Gayatri Spivak, Alicia Garza & Nina Power think through the funk at this year's 'Focus on the Funk'
From the 20th-23rd May 2016, a community of academics, activists and artists met at Birkbeck School of Law for ‘Focus on the Funk.’
This news story was written by Birkeck School of Law PhD student Kojo Koram.
From 20-23 May 2016, a community of academics, activists and artists met at Birkbeck School of Law for ‘Focus on the Funk.’ Over three days, the likes of Gayatri Spivak, Alicia Garza, Nina Power and Lewis Gordon all took up the task of trying to think through ‘the funk’.
We felt fortunate to have attracted such a cast of speakers, considering how unappealing the prospect of joining a law school threatening to ‘get funky’ must have appeared upon first reading. After an introduction by the organisers, in which we performed our manifesto outlining future plans for a different way of philosophising about law, Gail Lewis and Nina Power began with a dialogue illustrating how law’s claim to public order is haunted by ungrievable lives such as Sarah Reed’s.

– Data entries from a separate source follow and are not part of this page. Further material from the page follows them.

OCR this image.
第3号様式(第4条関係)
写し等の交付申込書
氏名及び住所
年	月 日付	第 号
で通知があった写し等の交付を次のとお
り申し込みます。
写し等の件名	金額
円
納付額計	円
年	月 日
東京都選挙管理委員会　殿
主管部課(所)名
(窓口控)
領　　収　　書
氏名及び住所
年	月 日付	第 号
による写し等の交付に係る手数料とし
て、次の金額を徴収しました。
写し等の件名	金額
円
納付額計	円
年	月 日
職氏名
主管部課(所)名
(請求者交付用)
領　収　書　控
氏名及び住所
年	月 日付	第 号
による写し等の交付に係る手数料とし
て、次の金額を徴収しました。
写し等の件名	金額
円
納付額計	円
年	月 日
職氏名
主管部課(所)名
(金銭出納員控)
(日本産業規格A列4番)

Then we welcomed an activist roundtable as Rupinder Pahar from the London Campaign Against State and Police Violence, Adam Elliott-Cooper from #RhodesMustFallOxford and Alicia Garza from #Blacklivesmatter illustrated the interconnection between epistemological and state violence across the Black Atlantic.
Next Kerem Nisancioglu, Brenna Bhander and Nathaniel Adam Tobias dismissed any myopic suspicions that thinking through the funk was to indulge in particularism. Rather than avoid ‘universal’ topics, this panel confronted them, compelling the audience to re-read received notions of sovereignty, property and reason. Doyens of modernity like Thomas Hobbes and Francis Galton were immersed into the funk, re-emerging as figures other than what they were, now finding the funk to be stuck to them.
Friday closed with Sarah Keenan, Stephanie Bailey, Taylor Le Meel and Karen Mirza generously talking us through the Art System from the perspective of the ‘Wretched of the Screen.’ Sarah Keenan sported a Vernon Ah Kee designed t-shirt with the words “Australia drive it like you stole it”, as she spoke about a recent unsanctioned installation which saw the projection onto the walls of Australia House of faces of refugees killed in Australian offshore detention. Both evenings were filled with wonderful cinematic and visual art exhibitions offered by our collaborators from the Serpentine Gallery, which continued into Sunday.
The auditorium was at its most full on Saturday morning, perhaps evidence of Friday’s success, but more plausibly the result of Gayatri Spivak joining us to converse with Oscar Guardiola-Rivera on ‘The Politics of Deconstruction.’ Spivak guided the audience in revisiting her engagement with Jacques Derrida’s Of Grammatology, whilst tying her comments into the wider themes of the conference, advocating a way of reading described as ‘funky, not straight…an on-beat, off-beat, back-beat structure.’
We returned from lunch to celebrate the 70th Birthday of Paget Henry, with Lewis Gordon, Julia Suárez Krabbe and Nadine El-Enany honouring Henry by engaging with topics of such as race, rights and stunted moments of rebellion.
Later Alicia Garza, the co-founder of #BlackLivesMatter, returned to the stage to take up the task of explaining what law sounds likes when you must affirm your very existence through opposition to it. Alicia’s herstory of #BlackLivesMatter reminded us that the hash-tag that captured a movement initially began life as a love-letter. #Blacklivesmatter was the sound of black love and to a world producing harmony through the negation of that love: it sounded like a scream.
Once the audience finished giving Alicia an extended standing ovation, Lewis Gordon lived up to his reputation as ‘the closer’ with a keynote that executed a nuanced synthesis of the themes that had emerged over the conference. Lewis tied together issues of challenging legal violence, decolonising the curriculum and shifting the geography of reason whilst also transforming the stage into a makeshift drum-kit. His masterful musicianship and critique offered an embodiment of relationship between a political and philosophical commitment to ‘the funk’ and its musical manifestation.
To begin with a ‘focus on the funk’ is to begin with failure and, in that sense, we met knowing that our collective ambitions had always, already failed. Yet in the embrace of that failure, we will persist in building our intellectual community, both inside and outside the academy. And we will try to fail better, each time we meet.